KogoLab Research & Review

遊ぶように生きる。Vivi kiel Ludi.

教育心理学会@熊本

熊本に来ている。教育心理学会に参加している。

さすがに熊本は暖かい。朝は少し冷えたので、長袖シャツできたけれども、昼間は汗をかくことになった。あしたは半ズボンにしようか迷うところ。明日も天気は良さそうだ。

午前中は聞きたいシンポジウムがなかったので、ポスター発表を見て回る。とはいっても知り合いに次々と会うので、つい世間話をしてしまう。その中でも、作文の研究や学習スタイルの研究を見つけて、情報をもらう。私にとっては学会は勉強の場だ。結局、今その研究をしている人が、そのテーマでの最新情報を持っているから。

午後は、自己制御(self-regulation)と動機づけについてのシンポジウムを聞く。授業実践についての話かと思ったら、そんなことはなくて、心理学史をひもとくような話題提供だった。つまらないかというとそんなことはなくて、逆に面白かった。そのテーマのオリジンを知るということは、何かしらひらめきを与えてくれるものだ。

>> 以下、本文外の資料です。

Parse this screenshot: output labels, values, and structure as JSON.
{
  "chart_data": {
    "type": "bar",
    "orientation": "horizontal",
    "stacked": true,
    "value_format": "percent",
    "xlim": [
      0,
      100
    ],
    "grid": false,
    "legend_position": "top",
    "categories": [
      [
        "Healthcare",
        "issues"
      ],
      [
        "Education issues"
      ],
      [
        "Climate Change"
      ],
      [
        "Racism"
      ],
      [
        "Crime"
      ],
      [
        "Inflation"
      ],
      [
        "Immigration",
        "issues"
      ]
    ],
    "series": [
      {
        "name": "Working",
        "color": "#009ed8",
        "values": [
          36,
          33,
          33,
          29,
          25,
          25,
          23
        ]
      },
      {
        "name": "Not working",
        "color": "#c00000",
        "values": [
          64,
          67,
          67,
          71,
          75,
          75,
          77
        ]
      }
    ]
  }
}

自己制御理論や、期待・価値理論などは心理学の中で長い歴史と思索を経ているのだ。それが教育工学の理論的裏付けになるはず。

社会心理学の中で、「真の測定」を巡るはなしも面白かった。真の測定をするためには、その人が言っていることを採用してはだめだというのだ。そうではなく、本当の態度、つまり自分でコントロールできない自動的な行動を測定せよというわけだ。平たく言えば、「その人が何を言っているかではなく、その人が(無意識に・自動的に)何をしているかを見よ」ということだ。その測定のために、認知心理学で洗練されてきた測定法(反応時間、再生再認、注意の配分など)が利用できると。これには目から鱗。ということは、同様に教育評価でもこれらの方法論が使えるということだ。

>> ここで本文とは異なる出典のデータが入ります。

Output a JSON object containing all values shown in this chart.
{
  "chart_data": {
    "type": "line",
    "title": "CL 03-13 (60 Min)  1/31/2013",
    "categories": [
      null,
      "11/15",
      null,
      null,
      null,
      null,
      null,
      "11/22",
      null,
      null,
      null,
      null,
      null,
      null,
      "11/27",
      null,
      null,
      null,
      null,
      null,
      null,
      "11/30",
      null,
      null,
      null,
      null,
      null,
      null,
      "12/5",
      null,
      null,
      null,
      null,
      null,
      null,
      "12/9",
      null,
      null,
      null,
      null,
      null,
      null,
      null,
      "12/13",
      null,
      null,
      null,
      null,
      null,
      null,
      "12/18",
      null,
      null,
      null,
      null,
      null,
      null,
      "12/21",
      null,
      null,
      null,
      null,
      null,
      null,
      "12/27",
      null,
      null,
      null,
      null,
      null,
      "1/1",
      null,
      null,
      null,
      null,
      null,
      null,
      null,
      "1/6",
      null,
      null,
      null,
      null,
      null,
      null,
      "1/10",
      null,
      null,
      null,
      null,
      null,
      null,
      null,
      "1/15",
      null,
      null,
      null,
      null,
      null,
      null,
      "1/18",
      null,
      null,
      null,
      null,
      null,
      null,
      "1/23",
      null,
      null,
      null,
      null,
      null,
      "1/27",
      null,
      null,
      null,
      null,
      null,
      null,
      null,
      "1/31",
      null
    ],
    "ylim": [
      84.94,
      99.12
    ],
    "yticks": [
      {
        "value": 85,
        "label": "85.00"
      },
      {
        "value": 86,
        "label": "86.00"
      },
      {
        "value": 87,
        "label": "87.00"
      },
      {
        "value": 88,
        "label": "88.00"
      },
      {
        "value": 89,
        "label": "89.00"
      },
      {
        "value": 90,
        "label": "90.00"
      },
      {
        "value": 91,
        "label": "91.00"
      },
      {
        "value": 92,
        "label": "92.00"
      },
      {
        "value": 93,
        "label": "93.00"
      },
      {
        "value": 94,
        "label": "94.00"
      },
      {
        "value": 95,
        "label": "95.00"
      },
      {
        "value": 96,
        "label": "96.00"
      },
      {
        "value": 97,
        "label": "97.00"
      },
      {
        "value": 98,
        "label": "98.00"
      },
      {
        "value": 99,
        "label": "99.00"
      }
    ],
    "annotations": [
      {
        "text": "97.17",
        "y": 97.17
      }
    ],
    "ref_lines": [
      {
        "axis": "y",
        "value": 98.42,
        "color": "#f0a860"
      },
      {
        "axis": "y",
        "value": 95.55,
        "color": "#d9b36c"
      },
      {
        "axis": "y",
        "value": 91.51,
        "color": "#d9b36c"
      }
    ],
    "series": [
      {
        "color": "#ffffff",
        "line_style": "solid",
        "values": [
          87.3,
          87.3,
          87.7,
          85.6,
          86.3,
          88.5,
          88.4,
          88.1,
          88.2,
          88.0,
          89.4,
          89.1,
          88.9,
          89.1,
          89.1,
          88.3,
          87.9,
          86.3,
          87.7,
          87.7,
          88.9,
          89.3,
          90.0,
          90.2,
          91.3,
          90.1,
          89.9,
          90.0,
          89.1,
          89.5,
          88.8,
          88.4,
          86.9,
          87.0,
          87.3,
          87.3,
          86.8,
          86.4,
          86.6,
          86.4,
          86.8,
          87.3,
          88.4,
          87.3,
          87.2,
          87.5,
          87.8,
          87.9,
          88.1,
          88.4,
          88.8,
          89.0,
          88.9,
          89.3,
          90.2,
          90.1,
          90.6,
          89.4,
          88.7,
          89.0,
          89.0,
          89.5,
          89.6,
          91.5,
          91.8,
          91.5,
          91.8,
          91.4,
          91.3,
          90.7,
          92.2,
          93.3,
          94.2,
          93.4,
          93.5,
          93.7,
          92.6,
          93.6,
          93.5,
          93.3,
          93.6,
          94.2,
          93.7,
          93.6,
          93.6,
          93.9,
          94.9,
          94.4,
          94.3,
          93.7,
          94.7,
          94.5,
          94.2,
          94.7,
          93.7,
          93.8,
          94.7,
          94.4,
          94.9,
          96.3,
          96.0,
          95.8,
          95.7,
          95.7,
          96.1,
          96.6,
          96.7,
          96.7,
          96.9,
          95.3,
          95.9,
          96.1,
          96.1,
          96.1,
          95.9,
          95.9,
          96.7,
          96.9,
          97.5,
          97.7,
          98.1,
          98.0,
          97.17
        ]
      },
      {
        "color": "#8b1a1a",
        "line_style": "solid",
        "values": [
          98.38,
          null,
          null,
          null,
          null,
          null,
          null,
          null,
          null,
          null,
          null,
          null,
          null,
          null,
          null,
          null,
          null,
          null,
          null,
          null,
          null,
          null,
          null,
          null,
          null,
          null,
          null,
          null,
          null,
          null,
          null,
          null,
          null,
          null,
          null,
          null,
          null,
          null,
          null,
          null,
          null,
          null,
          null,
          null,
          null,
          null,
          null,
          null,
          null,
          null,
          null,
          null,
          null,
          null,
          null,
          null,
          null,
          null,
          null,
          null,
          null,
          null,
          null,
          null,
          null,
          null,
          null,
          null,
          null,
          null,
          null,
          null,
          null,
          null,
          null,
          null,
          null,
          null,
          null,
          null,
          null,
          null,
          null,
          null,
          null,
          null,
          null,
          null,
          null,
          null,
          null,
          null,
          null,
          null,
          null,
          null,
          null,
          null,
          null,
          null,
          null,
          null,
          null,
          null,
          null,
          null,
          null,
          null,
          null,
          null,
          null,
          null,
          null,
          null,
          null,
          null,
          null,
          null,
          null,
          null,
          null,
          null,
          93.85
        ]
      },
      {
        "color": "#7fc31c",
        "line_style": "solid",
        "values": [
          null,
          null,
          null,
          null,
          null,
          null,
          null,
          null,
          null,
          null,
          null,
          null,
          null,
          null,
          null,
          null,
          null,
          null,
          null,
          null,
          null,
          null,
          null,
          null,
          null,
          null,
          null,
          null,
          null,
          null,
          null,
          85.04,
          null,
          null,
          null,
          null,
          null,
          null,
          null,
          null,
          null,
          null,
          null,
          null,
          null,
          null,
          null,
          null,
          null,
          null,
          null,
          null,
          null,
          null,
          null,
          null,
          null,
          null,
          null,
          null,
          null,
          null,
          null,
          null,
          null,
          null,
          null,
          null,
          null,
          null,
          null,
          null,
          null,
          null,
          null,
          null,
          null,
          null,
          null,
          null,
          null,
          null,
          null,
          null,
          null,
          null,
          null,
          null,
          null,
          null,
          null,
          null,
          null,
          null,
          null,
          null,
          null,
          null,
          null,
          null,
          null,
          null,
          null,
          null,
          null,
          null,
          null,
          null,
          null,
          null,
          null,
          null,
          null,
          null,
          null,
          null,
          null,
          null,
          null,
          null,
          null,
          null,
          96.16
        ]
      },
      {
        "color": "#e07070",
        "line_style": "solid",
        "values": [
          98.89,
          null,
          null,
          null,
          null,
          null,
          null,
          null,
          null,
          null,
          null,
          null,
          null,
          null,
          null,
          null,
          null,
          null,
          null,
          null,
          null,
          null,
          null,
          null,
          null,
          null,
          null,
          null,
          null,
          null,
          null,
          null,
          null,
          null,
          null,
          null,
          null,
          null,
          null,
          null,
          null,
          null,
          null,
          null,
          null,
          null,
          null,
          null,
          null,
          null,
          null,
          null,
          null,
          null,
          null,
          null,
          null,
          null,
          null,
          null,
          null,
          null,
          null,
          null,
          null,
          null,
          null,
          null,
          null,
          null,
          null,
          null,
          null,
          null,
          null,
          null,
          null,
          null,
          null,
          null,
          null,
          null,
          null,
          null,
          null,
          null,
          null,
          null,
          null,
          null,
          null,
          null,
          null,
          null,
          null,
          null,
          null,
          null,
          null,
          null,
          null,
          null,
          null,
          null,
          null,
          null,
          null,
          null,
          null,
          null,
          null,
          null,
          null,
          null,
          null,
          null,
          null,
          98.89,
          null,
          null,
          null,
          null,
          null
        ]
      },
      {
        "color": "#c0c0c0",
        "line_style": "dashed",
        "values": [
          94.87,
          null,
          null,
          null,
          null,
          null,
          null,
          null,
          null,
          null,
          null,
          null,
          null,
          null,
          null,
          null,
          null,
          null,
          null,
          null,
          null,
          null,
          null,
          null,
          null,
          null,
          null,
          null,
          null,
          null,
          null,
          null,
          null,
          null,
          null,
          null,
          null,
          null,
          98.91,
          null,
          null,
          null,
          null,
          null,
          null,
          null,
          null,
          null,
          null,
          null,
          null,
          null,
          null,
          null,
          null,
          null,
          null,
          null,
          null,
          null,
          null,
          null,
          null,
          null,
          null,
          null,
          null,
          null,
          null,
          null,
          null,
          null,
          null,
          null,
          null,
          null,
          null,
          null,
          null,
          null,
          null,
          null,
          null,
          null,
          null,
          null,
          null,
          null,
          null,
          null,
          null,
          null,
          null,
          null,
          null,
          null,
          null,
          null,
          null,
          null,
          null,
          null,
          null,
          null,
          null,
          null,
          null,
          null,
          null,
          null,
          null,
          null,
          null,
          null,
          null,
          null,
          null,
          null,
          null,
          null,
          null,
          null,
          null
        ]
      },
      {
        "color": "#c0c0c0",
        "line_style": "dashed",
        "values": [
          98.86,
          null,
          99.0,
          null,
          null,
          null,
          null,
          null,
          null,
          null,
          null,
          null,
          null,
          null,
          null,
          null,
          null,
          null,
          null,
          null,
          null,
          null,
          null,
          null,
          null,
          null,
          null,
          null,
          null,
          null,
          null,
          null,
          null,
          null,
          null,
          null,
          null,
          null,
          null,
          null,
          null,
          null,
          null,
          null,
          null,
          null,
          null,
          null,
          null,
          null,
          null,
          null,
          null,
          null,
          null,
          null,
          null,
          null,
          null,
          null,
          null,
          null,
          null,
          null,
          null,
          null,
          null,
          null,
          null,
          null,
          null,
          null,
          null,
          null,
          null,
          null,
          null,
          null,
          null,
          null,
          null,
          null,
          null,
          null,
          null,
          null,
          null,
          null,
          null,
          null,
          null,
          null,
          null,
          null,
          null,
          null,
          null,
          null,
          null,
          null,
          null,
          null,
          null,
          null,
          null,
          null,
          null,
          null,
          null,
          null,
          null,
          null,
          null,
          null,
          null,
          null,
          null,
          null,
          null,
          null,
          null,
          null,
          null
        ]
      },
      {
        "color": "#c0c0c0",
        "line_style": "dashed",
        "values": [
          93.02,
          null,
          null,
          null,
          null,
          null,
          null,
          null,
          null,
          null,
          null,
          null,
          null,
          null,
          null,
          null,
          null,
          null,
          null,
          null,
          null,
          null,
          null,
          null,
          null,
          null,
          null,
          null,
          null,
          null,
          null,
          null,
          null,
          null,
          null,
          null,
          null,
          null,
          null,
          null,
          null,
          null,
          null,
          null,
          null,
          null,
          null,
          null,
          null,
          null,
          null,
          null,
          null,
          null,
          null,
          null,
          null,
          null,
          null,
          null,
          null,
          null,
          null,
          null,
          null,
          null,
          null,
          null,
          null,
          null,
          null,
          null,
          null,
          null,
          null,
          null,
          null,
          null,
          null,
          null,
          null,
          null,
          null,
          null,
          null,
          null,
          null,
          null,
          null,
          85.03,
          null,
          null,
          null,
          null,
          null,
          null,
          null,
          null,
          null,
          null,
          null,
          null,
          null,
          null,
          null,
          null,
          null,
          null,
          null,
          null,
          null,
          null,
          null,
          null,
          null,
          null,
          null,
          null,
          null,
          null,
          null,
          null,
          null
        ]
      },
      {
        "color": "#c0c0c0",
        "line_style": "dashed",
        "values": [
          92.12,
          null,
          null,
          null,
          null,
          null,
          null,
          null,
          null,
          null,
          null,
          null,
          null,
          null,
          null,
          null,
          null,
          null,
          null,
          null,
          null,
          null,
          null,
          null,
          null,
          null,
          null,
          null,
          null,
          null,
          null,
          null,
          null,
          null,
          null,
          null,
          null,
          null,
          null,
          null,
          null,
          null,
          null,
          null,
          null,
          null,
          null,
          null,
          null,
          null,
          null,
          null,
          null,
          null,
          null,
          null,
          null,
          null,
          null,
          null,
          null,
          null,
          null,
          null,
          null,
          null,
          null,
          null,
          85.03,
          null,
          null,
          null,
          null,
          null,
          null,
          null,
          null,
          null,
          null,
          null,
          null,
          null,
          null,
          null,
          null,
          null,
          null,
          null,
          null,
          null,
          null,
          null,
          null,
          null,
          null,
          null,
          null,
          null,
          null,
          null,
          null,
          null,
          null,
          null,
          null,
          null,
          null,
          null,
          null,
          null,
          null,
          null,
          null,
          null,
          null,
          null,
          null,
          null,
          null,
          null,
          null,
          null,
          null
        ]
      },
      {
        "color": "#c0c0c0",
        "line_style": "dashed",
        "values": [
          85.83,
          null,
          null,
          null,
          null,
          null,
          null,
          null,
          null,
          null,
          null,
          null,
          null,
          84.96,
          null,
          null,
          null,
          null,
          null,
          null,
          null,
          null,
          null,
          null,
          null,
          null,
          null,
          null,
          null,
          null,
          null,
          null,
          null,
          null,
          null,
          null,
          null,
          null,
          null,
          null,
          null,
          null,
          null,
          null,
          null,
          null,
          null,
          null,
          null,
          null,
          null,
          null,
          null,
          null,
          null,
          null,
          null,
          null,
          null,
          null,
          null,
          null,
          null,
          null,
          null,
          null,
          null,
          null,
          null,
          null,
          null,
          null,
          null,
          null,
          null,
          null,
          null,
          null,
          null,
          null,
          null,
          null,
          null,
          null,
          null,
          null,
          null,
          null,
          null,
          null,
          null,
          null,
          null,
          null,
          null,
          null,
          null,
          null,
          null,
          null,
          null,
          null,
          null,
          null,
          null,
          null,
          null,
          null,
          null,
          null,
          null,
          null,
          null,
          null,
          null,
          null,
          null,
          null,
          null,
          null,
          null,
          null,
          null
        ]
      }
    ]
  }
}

午後の後半のシンポジウムは、討論の授業や電子的コミュニケーションを利用した授業のはなし。LTD法の詳しい説明が聞けてよかった。これは日本で実践しているところは少ないと思うけれど、試みに値するような気がする。しかし、対話のスキルそのものが学習目標であるとすれば、改善の余地はある。介入が少なすぎるような気がするからだ。対話スキルそのものを評価することがどうしても必要だが、それはLTD法の雰囲気を悪くするかもしれない。しかし、それなしにはどうしてもコンサマトリーな話し合いで終わってしまう危険性がある。これも含めて、コミュニケーションのデザインはチャレンジングなテーマだ。難しいけれどもできればブレイクスルーになる。

夜は本の出版祝賀会。イタリア料理はおいしかったし、話は楽しかった。